The changes being made following the comprehensive spending review raise serious concerns about the future of the BBC World Service and about the BBC's ability to continue providing a public broadcast service that is informative and represents value for money. Transferring budgetary responsibility from the Foreign and Commonwealth Office or the Treasury to the BBC opens the door to editorial cuts. There has been concern recently that the BBC World Service could be forced to pull out of certain countries, which would be a tragedy given the turbulence in Burma and Iran. I know that the BBC has reinstated its World Service in those areas, but we do not want future cuts to compromise Britain's interests.

I recognise that the BBC, as a publicly funded body, is obliged to consider its expenditure and whether savings can be made, but that cannot be at the expense of a public service that is valuable at home and abroad. The BBC World Service is one of Britain's most effective and vital assets and we should protect and promote it. We should not reduce our investment in international broadcasting. The National Union of Journalists has said it will fight any proposed cuts, adding that the BBC World Service is a "clear success story". The cuts represent a threat that we can ill afford to that vital service and to jobs. We have to think of the BBC as a world employer because it does not operate only in the UK.

I am a passionate defender of the organisation and I believe not only in retaining the licence fee but in extending the BBC as a British institution. I have experienced television in many countries, most notably in the USA where freedom and open markets have resulted in massively dumbed-down television and a race to the bottom, with programmes between adverts. The quality of BBC broadcasting provides a high water mark for others to match and raises the bar of programme quality. The BBC leads the world in quality, innovation and impartiality.

Steve Rotheram (Liverpool, Walton) (Lab): Does my hon. Friend agree that the BBC is the envy of broadcasting institutions the world over and that we parliamentarians, who are being broadcast live as we speak, should be very proud of it?

Graham Jones (Haslingden and Hyndburn) (Lab): My hon. Friend is quite right: the BBC is the envy of the world and is a good business that we should promote. We should see it in that way rather than as a drain on public resources. It is one of the last great vestiges of British influence abroad. BBC online and BBC news provide the world with a British perspective and a brand that should be protected at all costs. A commercial, or part-commercially dependent, BBC would need to survive from advertising revenue and would have to focus on mass-market universal appeal, but that market is filled by ITV, Sky and Channel Five domestically. That would involve, in short, a dumbed-down, broadest-appeal schedule. I cannot support anything that undermines the BBC and I congratulate my hon. Friend the Member for Edinburgh South again on securing the debate.

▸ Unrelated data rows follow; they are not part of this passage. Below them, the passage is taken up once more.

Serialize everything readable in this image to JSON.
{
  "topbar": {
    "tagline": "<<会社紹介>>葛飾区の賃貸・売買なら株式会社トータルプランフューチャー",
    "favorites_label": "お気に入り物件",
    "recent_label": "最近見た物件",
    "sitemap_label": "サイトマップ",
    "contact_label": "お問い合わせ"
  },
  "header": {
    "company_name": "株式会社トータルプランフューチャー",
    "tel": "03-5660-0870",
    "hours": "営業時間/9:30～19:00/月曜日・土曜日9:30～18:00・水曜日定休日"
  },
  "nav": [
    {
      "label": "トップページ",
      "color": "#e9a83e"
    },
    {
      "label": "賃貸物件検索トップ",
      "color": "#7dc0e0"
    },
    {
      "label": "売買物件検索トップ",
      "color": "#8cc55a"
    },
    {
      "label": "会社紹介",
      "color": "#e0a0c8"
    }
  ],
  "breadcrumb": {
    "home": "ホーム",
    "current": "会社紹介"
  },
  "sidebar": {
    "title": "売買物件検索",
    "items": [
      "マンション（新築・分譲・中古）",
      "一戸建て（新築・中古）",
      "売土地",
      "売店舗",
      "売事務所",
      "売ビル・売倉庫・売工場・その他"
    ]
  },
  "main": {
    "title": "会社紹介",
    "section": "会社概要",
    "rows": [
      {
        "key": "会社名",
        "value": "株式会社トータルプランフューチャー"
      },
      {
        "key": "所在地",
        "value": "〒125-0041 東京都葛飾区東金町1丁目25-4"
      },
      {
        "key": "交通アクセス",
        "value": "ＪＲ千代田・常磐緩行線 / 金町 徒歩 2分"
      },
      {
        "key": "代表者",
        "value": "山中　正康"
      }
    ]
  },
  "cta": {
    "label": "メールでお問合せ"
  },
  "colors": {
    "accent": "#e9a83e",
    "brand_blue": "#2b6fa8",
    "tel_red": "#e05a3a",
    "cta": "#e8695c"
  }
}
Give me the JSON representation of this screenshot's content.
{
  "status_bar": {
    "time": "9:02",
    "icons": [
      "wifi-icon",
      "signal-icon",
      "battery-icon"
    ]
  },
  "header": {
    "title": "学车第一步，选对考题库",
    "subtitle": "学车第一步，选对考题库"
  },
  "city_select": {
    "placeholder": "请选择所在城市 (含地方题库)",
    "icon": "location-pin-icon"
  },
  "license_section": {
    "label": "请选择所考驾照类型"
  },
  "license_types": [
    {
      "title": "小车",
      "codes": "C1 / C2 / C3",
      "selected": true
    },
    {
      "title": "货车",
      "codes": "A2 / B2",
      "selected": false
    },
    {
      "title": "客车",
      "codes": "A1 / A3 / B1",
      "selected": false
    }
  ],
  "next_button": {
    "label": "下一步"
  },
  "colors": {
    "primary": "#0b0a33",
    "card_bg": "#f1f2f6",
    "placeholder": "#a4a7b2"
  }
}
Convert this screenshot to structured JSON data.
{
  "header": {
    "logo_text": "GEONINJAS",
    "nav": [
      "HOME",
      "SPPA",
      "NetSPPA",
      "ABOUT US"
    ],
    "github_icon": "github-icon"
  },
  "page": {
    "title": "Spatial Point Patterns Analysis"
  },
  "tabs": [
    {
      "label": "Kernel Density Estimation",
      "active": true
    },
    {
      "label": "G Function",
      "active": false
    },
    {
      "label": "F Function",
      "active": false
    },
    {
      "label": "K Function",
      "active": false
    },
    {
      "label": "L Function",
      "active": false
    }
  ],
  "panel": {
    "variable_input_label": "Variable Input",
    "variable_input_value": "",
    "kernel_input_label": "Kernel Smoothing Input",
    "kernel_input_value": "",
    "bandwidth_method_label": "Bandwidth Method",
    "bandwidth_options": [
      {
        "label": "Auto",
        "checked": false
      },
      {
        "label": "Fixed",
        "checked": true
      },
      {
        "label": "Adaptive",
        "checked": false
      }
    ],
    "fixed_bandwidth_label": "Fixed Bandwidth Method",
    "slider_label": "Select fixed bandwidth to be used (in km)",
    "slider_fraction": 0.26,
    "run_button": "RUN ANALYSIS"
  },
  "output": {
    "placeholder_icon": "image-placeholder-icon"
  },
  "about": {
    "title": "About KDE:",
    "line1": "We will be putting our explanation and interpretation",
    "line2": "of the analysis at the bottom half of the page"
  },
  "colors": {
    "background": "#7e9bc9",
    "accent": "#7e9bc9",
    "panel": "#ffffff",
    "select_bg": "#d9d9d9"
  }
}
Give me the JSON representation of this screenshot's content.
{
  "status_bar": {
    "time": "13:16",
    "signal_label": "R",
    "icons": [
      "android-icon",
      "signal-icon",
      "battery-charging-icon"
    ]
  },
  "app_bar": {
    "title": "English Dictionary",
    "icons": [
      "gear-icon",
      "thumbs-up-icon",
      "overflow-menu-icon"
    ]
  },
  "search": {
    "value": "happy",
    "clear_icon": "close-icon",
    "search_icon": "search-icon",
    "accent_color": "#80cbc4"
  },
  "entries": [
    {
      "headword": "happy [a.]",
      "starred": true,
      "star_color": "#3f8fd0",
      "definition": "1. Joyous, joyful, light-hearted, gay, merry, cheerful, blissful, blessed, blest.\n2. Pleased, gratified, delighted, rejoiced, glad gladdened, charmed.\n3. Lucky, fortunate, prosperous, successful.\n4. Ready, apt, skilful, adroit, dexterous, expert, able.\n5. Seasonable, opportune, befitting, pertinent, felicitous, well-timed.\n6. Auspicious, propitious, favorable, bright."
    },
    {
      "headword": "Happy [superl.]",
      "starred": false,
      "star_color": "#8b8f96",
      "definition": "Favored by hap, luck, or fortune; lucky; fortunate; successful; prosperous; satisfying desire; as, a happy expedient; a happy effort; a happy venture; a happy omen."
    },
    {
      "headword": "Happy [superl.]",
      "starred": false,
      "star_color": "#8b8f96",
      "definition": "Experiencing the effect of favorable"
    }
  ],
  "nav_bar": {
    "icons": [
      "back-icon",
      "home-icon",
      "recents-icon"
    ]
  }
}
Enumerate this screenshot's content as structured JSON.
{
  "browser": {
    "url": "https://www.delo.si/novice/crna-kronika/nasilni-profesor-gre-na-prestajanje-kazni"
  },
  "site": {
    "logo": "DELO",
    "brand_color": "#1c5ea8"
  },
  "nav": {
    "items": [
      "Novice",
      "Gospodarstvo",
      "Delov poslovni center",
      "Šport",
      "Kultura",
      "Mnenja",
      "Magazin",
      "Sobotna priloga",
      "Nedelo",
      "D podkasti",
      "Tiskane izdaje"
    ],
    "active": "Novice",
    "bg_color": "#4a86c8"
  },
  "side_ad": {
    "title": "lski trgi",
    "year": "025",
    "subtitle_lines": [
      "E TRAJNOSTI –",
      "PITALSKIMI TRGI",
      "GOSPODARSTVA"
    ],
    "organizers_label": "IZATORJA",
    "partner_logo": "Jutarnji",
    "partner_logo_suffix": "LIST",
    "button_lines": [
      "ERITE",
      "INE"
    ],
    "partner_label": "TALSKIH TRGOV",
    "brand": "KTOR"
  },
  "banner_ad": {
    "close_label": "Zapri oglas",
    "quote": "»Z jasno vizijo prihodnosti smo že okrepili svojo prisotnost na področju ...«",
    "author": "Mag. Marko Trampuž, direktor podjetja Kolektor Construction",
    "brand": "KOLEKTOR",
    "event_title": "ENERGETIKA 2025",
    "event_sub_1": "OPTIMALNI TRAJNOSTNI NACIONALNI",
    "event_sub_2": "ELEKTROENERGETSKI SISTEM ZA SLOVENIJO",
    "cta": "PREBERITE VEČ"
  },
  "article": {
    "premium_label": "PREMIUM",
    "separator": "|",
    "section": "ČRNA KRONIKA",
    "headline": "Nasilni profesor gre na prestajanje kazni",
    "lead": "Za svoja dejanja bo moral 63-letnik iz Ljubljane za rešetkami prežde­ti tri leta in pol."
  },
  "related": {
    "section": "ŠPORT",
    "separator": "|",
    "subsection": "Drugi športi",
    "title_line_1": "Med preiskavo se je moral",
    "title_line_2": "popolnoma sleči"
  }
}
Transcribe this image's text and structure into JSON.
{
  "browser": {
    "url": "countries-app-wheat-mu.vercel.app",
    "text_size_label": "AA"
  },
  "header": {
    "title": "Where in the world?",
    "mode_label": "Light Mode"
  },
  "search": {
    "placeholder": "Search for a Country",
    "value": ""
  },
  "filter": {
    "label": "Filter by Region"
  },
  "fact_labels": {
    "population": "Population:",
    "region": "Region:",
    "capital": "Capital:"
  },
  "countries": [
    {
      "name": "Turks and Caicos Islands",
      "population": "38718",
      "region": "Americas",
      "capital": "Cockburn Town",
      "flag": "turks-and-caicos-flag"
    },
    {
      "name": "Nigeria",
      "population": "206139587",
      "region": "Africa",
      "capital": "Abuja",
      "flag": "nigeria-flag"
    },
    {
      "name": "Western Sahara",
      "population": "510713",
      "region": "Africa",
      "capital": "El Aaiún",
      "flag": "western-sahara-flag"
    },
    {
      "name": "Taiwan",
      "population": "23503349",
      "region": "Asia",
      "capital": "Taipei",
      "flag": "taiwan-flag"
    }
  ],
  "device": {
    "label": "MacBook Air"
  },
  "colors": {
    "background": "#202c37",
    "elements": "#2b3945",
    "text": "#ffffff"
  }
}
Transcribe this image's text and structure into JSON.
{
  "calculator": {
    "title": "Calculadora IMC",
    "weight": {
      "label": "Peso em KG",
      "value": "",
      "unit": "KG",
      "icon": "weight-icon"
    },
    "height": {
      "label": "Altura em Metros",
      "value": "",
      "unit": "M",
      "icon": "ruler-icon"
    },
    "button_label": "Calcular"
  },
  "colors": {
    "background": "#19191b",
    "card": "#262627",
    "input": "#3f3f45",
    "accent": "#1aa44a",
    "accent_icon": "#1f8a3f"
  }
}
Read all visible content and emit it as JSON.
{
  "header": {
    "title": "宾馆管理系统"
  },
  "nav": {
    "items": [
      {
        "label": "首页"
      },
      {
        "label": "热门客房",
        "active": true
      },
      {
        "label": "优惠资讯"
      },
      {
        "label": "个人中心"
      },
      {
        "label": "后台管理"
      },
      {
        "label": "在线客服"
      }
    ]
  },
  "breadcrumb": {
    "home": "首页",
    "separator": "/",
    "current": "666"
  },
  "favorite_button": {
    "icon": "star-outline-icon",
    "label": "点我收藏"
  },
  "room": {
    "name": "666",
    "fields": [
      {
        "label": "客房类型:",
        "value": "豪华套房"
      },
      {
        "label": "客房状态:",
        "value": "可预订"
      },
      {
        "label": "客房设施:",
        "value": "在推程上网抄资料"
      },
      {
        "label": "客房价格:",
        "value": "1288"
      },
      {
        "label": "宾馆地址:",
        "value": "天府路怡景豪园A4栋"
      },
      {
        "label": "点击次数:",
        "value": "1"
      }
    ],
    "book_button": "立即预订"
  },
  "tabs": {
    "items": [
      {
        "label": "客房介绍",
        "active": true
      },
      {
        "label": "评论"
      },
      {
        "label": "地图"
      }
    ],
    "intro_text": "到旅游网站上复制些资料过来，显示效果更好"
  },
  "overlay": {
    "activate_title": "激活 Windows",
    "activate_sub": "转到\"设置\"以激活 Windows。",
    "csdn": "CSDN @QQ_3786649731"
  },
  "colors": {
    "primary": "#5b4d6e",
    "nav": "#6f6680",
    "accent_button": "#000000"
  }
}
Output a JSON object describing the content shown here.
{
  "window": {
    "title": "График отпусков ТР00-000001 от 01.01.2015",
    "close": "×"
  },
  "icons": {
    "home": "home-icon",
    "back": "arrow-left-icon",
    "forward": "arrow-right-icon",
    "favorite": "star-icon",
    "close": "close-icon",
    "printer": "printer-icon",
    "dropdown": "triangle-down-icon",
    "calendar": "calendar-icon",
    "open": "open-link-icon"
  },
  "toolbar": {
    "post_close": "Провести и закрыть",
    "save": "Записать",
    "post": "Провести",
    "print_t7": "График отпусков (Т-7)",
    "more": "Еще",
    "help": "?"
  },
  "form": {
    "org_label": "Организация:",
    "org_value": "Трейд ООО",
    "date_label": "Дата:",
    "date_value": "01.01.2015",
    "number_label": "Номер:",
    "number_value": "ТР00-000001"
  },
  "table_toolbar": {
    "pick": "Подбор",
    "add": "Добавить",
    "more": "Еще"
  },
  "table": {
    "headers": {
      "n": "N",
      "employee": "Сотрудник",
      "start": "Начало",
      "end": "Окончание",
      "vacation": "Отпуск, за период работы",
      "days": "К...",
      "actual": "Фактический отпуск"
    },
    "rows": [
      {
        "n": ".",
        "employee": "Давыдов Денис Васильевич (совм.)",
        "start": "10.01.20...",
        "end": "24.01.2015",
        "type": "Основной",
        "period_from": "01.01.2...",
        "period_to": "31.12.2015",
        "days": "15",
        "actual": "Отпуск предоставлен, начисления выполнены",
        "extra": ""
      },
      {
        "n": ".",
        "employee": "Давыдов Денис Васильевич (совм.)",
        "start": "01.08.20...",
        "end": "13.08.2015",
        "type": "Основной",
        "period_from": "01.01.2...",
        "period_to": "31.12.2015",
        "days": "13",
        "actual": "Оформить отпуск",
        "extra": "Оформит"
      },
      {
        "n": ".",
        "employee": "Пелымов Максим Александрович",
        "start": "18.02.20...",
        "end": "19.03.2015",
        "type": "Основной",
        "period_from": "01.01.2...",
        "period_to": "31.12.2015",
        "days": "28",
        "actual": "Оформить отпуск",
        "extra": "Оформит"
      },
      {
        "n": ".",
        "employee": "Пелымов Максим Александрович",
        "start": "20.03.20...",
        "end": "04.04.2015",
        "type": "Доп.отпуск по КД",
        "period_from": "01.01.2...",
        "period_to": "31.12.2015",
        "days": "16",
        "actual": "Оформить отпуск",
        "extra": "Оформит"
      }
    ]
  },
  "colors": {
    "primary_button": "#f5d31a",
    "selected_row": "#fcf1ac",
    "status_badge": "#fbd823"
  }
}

Does the Minister approve of BBC World Service television and its commercial success? Does he think that it should be expanded as a business, or that the service should be reduced because it is not what the BBC is about?

The Minister and other Government Members have mentioned crowding out, but is it not the case that The Times and The Sunday Times have a paid-for service that is beginning to wipe its face? If the BBC were impinging on the profits of the online print industry, would The Times and The Sunday Times be able to wipe their face with that paid-for service? It seems to be quite successful, and there does not seem to be any evidence of crowding out. Does he accept that point?